Der Blick der einzelnen Fremdenverkehrsverbände war jahrzehntelang praktisch nur in den Norden gerichtet. Doch während die deutschen Gäste zunehmend ausbleiben, wird der osteuropäische Markt für Österreichs Tourismuswirtschaft immer interessanter. Da kommt die EU-Erweiterung am 1. Mai gerade recht. "Damit eröffnet sich für Österreich eine Riesenchance", sagte der Geschäftsführer der Österreich Werbung, Arthur Oberascher.
Befreiung aus deutscher Abhängigkeit
Österreich müsse sich langsam wieder aus der Abhängigkeit vom deutschen Markt lösen, betont der oberste Tourismuswerber des Landes. Die konjunkturgebeutelten Deutschen belegen immer weniger Betten in Österreichs Hotels. Und sie drehen inzwischen jeden Euro zwei Mal um, bevor sie ihn ausgeben. Die Zahl der Urlauber aus Osteuropa dagegen stieg im Vorjahr um ein Viertel. Für dieses Jahr werden ähnlich hohe Steigerungsraten erwartet. "Mittelfristig werden diese Gästeschichten den Rückgang aus dem deutschen Markt ausgleichen", glaubt Oberascher.
Tatsächlich wird auf Österreichs Pisten immer häufiger tschechisch und ungarisch gesprochen, füllen sich die Straßen zunehmend mit Urlauberautos aus der Slowakei und Slowenien. Für Salzburg ist das Grund genug, um eine Marketingaktion zu starten. Als Willkommensgruß erhalten die neuen EU-Bürger Anfang Mai kostenlosen Eintritt bei zahlreichen Sehenswürdigkeiten des Bundeslandes. "Schon jetzt machen die Gäste aus Osteuropa eine Million an Nächtigungen aus", sagt Leo Bauernberger, Geschäftsführer von Salzburger Land Tourismus. Dabei gebe es vor allem in den baltischen Staaten beim Ansprechen neuer Kundenkreise noch Nachholbedarf.
Westliches Konsumverhalten
Die Zeiten, in denen Hoteliers und Wirte die Nase rümpften, wenn Gäste aus Osteuropa angesagt waren, sind vorbei. Keine Rede mehr von der Rostlaube, in der im Schlafsack übernachtet wurde, von den mitgebrachten Brötchen, die im Gastgarten verzehrt und dem Glas Wasser, das vom Kellner erbeten wurde. "Sie kommen mit der neuesten Ausrüstung und sie geben gutes Geld aus", so die Erfahrungen Oberaschers. "Sie zeigen völlig westliches Konsumverhalten", meint auch Bauernberger. Die zu erwartende wachsende Kaufkraft als Folge des EU-Beitritts dürfte diesen Trend noch verstärken, hoffen die Tourismuswerber.

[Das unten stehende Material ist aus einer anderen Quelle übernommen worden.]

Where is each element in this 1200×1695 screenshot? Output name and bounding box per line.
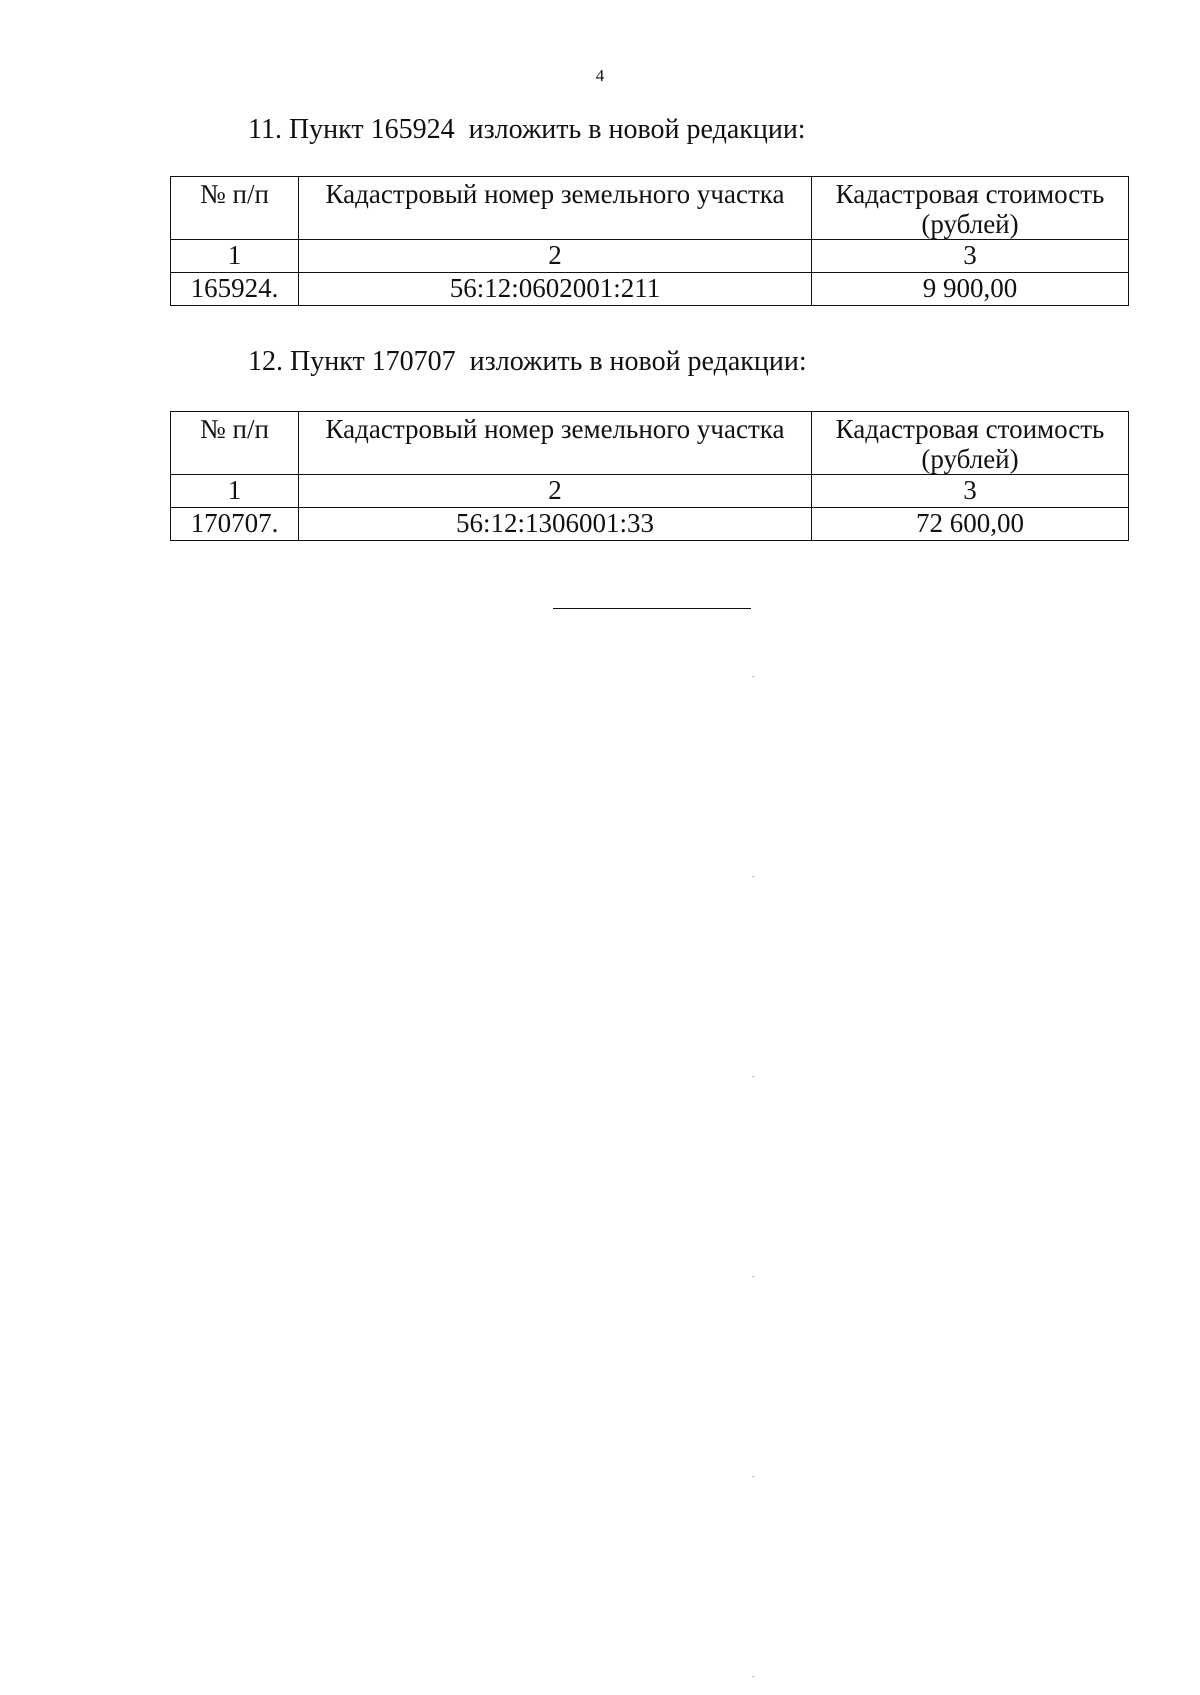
scan-speck (752, 1276, 754, 1277)
header-cadastral-value: Кадастровая стоимость (рублей) (812, 412, 1129, 475)
cadastral-table-12 (170, 411, 1129, 541)
cadastral-table-11 (170, 176, 1129, 306)
end-of-document-rule (553, 608, 751, 609)
table-header-row (171, 177, 1129, 240)
scan-speck (752, 1076, 754, 1077)
section-heading-11: 11. Пункт 165924 изложить в новой редакции: (248, 114, 806, 145)
scan-speck (752, 1476, 754, 1477)
row-cadastral-number-cell: 56:12:0602001:211 (299, 273, 812, 306)
table-row (171, 508, 1129, 541)
header-cadastral-number: Кадастровый номер земельного участка (299, 412, 812, 475)
scan-speck (752, 676, 754, 677)
index-cell-3: 3 (812, 475, 1129, 508)
row-cadastral-number-cell: 56:12:1306001:33 (299, 508, 812, 541)
header-cadastral-value: Кадастровая стоимость (рублей) (812, 177, 1129, 240)
section-heading-12: 12. Пункт 170707 изложить в новой редакции: (248, 346, 807, 377)
row-cadastral-value-cell: 72 600,00 (812, 508, 1129, 541)
row-number-cell: 165924. (171, 273, 299, 306)
table-header-row (171, 412, 1129, 475)
header-cadastral-number: Кадастровый номер земельного участка (299, 177, 812, 240)
index-cell-2: 2 (299, 240, 812, 273)
header-number: № п/п (171, 412, 299, 475)
scan-speck (752, 876, 754, 877)
index-cell-3: 3 (812, 240, 1129, 273)
table-index-row (171, 475, 1129, 508)
row-cadastral-value-cell: 9 900,00 (812, 273, 1129, 306)
scan-speck (752, 1676, 754, 1677)
index-cell-2: 2 (299, 475, 812, 508)
index-cell-1: 1 (171, 475, 299, 508)
row-number-cell: 170707. (171, 508, 299, 541)
header-number: № п/п (171, 177, 299, 240)
table-index-row (171, 240, 1129, 273)
index-cell-1: 1 (171, 240, 299, 273)
page-number: 4 (595, 66, 605, 85)
table-row (171, 273, 1129, 306)
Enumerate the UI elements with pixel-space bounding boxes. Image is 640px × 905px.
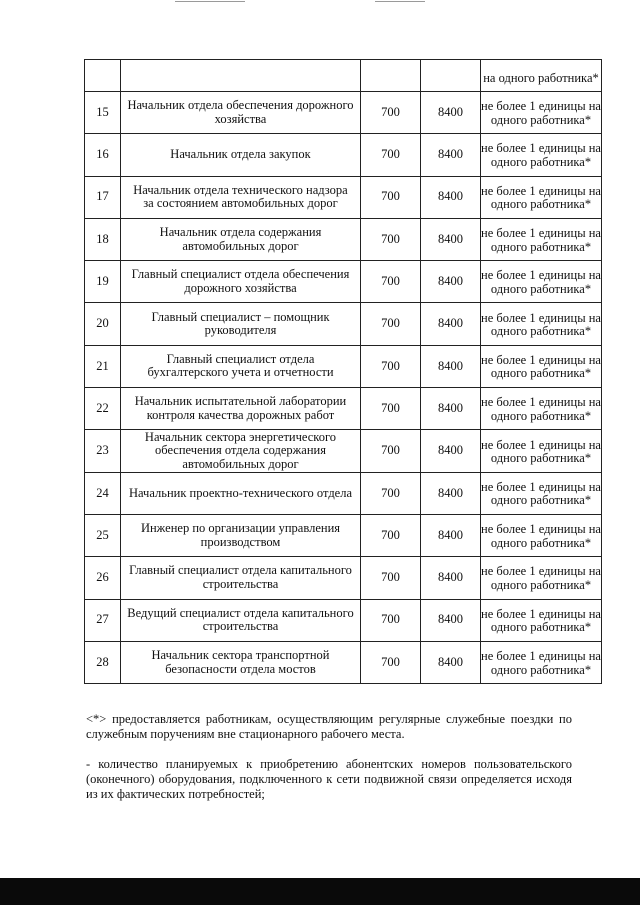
- position-title: Инженер по организации управления производством: [140, 521, 341, 549]
- cell-number-text: 17: [96, 189, 109, 204]
- cell-value-2: [421, 430, 481, 472]
- note-text: не более 1 единицы на одного работника*: [481, 352, 601, 381]
- cell-number: [85, 557, 121, 599]
- cell-number-text: 21: [96, 358, 109, 373]
- cell-value-2-text: 8400: [438, 358, 463, 373]
- cell-value-1-text: 700: [381, 147, 400, 162]
- cell-number: [85, 261, 121, 303]
- position-title: Начальник проектно-технического отдела: [128, 485, 353, 500]
- note-text: не более 1 единицы на одного работника*: [481, 606, 601, 635]
- cell-note: [481, 641, 602, 683]
- table-row: [85, 514, 602, 556]
- footnote: <*> предоставляется работникам, осуществляющим регулярные служебные поездки по служебным поручениям вне стационарного рабочего места.: [86, 712, 572, 741]
- cell-position: [121, 557, 361, 599]
- table-row: [85, 430, 602, 472]
- cell-number-text: 16: [96, 147, 109, 162]
- cell-value-2: [421, 345, 481, 387]
- position-title: Главный специалист – помощник руководителя: [151, 309, 330, 338]
- cell-number: [85, 345, 121, 387]
- cell-value-2: [421, 599, 481, 641]
- cell-value-2-text: 8400: [438, 612, 463, 627]
- table-row: [85, 176, 602, 218]
- cell-value-2-text: 8400: [438, 443, 463, 458]
- note-text: не более 1 единицы на одного работника*: [481, 99, 601, 127]
- cell-number: [85, 388, 121, 430]
- phone-allowance-table: [84, 59, 602, 684]
- cell-number: [85, 641, 121, 683]
- cell-value-2: [421, 92, 481, 134]
- cell-value-2: [421, 176, 481, 218]
- table-row: [85, 345, 602, 387]
- cell-value-2-text: 8400: [438, 570, 463, 585]
- cell-value-1: [361, 303, 421, 345]
- note-text: не более 1 единицы на одного работника*: [481, 437, 601, 466]
- table-row: [85, 303, 602, 345]
- table-row: [85, 261, 602, 303]
- cell-position: [121, 345, 361, 387]
- cell-value-1: [361, 599, 421, 641]
- cell-position: [121, 472, 361, 514]
- cell-value-1: [361, 176, 421, 218]
- table-body: [85, 60, 602, 684]
- cell-note: [481, 303, 602, 345]
- cell-note: [481, 599, 602, 641]
- cell-value-2-text: 8400: [438, 189, 463, 204]
- cell-position: [121, 599, 361, 641]
- position-title: Начальник сектора транспортной безопасности отдела мостов: [151, 648, 330, 676]
- table-row: [85, 134, 602, 176]
- cell-value-1-text: 700: [381, 443, 400, 458]
- cell-number: [85, 303, 121, 345]
- cell-value-2-text: 8400: [438, 527, 463, 542]
- table-row: [85, 557, 602, 599]
- cell-value-2-text: 8400: [438, 147, 463, 162]
- cell-value-2: [421, 514, 481, 556]
- cell-note: [481, 430, 602, 472]
- cell-value-1-text: 700: [381, 358, 400, 373]
- cell-position: [121, 261, 361, 303]
- cell-value-1: [361, 92, 421, 134]
- cell-number: [85, 599, 121, 641]
- position-title: Начальник отдела технического надзора за состоянием автомобильных дорог: [133, 182, 348, 211]
- cell-number: [85, 472, 121, 514]
- cell-value-2-text: 8400: [438, 316, 463, 331]
- cell-value-2-text: 8400: [438, 104, 463, 119]
- cell-position: [121, 218, 361, 260]
- cell-number-text: 23: [96, 443, 109, 458]
- note-text: не более 1 единицы на одного работника*: [481, 141, 601, 169]
- cell-note: [481, 345, 602, 387]
- cell-position: [121, 60, 361, 92]
- cell-value-2: [421, 218, 481, 260]
- cell-position: [121, 388, 361, 430]
- cell-value-1: [361, 557, 421, 599]
- note-text: не более 1 единицы на одного работника*: [481, 183, 601, 212]
- cell-value-1: [361, 345, 421, 387]
- scan-artifact-line: [175, 1, 245, 2]
- cell-number-text: 24: [96, 485, 109, 500]
- cell-value-1-text: 700: [381, 654, 400, 669]
- note-text: на одного работника*: [483, 70, 599, 85]
- cell-value-1-text: 700: [381, 527, 400, 542]
- cell-position: [121, 303, 361, 345]
- cell-note: [481, 261, 602, 303]
- cell-note: [481, 134, 602, 176]
- note-text: не более 1 единицы на одного работника*: [481, 522, 601, 550]
- quantity-paragraph: - количество планируемых к приобретению абонентских номеров пользовательского (оконечного) оборудования, подключенного к сети подвижной связи определяется исходя из их фактических потребностей;: [86, 757, 572, 801]
- cell-value-1-text: 700: [381, 485, 400, 500]
- table-row: [85, 641, 602, 683]
- scan-artifact-line: [375, 1, 425, 2]
- cell-value-2: [421, 261, 481, 303]
- cell-number-text: 22: [96, 400, 109, 415]
- cell-position: [121, 176, 361, 218]
- position-title: Начальник отдела обеспечения дорожного хозяйства: [127, 98, 354, 126]
- cell-number: [85, 176, 121, 218]
- cell-value-2-text: 8400: [438, 274, 463, 289]
- note-text: не более 1 единицы на одного работника*: [481, 395, 601, 423]
- cell-value-2: [421, 557, 481, 599]
- cell-value-1-text: 700: [381, 274, 400, 289]
- cell-value-1-text: 700: [381, 570, 400, 585]
- cell-position: [121, 430, 361, 472]
- cell-value-1: [361, 514, 421, 556]
- note-text: не более 1 единицы на одного работника*: [481, 479, 601, 508]
- position-title: Главный специалист отдела капитального строительства: [129, 563, 352, 591]
- note-text: не более 1 единицы на одного работника*: [481, 226, 601, 254]
- cell-number: [85, 430, 121, 472]
- cell-number-text: 25: [96, 527, 109, 542]
- cell-note: [481, 60, 602, 92]
- cell-value-2-text: 8400: [438, 654, 463, 669]
- table-row: [85, 388, 602, 430]
- cell-value-2-text: 8400: [438, 231, 463, 246]
- cell-value-1: [361, 60, 421, 92]
- cell-value-2: [421, 134, 481, 176]
- cell-note: [481, 92, 602, 134]
- note-text: не более 1 единицы на одного работника*: [481, 268, 601, 296]
- cell-value-1: [361, 218, 421, 260]
- cell-value-1-text: 700: [381, 231, 400, 246]
- cell-number: [85, 134, 121, 176]
- note-text: не более 1 единицы на одного работника*: [481, 649, 601, 677]
- cell-value-2: [421, 60, 481, 92]
- note-text: не более 1 единицы на одного работника*: [481, 310, 601, 339]
- cell-value-2: [421, 303, 481, 345]
- position-title: Начальник испытательной лаборатории контроля качества дорожных работ: [134, 394, 347, 422]
- cell-number: [85, 92, 121, 134]
- cell-number: [85, 218, 121, 260]
- cell-value-1-text: 700: [381, 189, 400, 204]
- cell-value-1: [361, 641, 421, 683]
- cell-value-2: [421, 641, 481, 683]
- cell-value-1: [361, 261, 421, 303]
- cell-number-text: 15: [96, 104, 109, 119]
- cell-number: [85, 60, 121, 92]
- cell-value-2: [421, 388, 481, 430]
- cell-number-text: 27: [96, 612, 109, 627]
- cell-value-1-text: 700: [381, 104, 400, 119]
- position-title: Ведущий специалист отдела капитального строительства: [127, 605, 354, 634]
- cell-position: [121, 514, 361, 556]
- cell-value-1: [361, 472, 421, 514]
- cell-position: [121, 641, 361, 683]
- position-title: Главный специалист отдела бухгалтерского учета и отчетности: [147, 351, 334, 380]
- cell-value-2-text: 8400: [438, 400, 463, 415]
- cell-number-text: 28: [96, 654, 109, 669]
- cell-note: [481, 557, 602, 599]
- cell-number-text: 18: [96, 231, 109, 246]
- table-row-continued: [85, 60, 602, 92]
- cell-note: [481, 388, 602, 430]
- cell-note: [481, 218, 602, 260]
- cell-number-text: 20: [96, 316, 109, 331]
- cell-position: [121, 92, 361, 134]
- cell-value-1: [361, 134, 421, 176]
- cell-value-1-text: 700: [381, 316, 400, 331]
- table-row: [85, 472, 602, 514]
- scan-bottom-edge: [0, 878, 640, 905]
- cell-value-1-text: 700: [381, 612, 400, 627]
- note-text: не более 1 единицы на одного работника*: [481, 564, 601, 592]
- table-row: [85, 599, 602, 641]
- cell-number: [85, 514, 121, 556]
- table-row: [85, 92, 602, 134]
- cell-number-text: 26: [96, 570, 109, 585]
- cell-value-1-text: 700: [381, 400, 400, 415]
- cell-note: [481, 472, 602, 514]
- position-title: Начальник отдела содержания автомобильных дорог: [159, 225, 322, 253]
- cell-value-2-text: 8400: [438, 485, 463, 500]
- cell-value-2: [421, 472, 481, 514]
- cell-value-1: [361, 388, 421, 430]
- position-title: Начальник сектора энергетического обеспечения отдела содержания автомобильных дорог: [144, 429, 337, 471]
- cell-note: [481, 514, 602, 556]
- position-title: Начальник отдела закупок: [170, 147, 311, 162]
- table-row: [85, 218, 602, 260]
- cell-number-text: 19: [96, 274, 109, 289]
- cell-note: [481, 176, 602, 218]
- position-title: Главный специалист отдела обеспечения дорожного хозяйства: [131, 267, 350, 295]
- cell-value-1: [361, 430, 421, 472]
- cell-position: [121, 134, 361, 176]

Burgenland Tourismus-Chef Gerhard Gucher baut gleich im doppelten Sinne auf die neuen EU-Mitglieder. "Sie sind nicht nur als Gäste herzlich willkommen, sondern auch als Partner." Gemeinsam mit den Kollegen aus der Steiermark, Westungarn und Slowenien hat das Burgenland das Projekt "European Spa World" ins Leben gerufen. Länderübergreifend wird dabei für die 32 dort angesiedelten Thermenanlagen mit 53 Hotels und knapp 10.000 Betten geworben. Solche Aktionen seien auch nötig, um die neuen Gästeschichten nicht gleich an andere Urlaubsdestinationen zu verlieren, meint Oberascher. "Nur dann werden wir nachhaltig ein Urlaubsland und nicht nur ein Transitland."
Verlagerung der Reiseströme
Apropos Transit: Keinerlei Illusionen gibt sich Bauernberger hin, dass Österreich von der Erweiterung ausschließlich profitieren wird. "Das sind zwei Seiten einer Medaille. Es wächst natürlich auch Konkurrenz heran." Viele Westeuropäer werden die neuen EU-Mitglieder in den nächsten Jahren kennen lernen wollen. "Da wird es auch eine Verlagerung der Reiseströme in diese Richtung geben." Umso wichtiger sei es, sich jetzt schon um neue Stammgäste zu bemühen.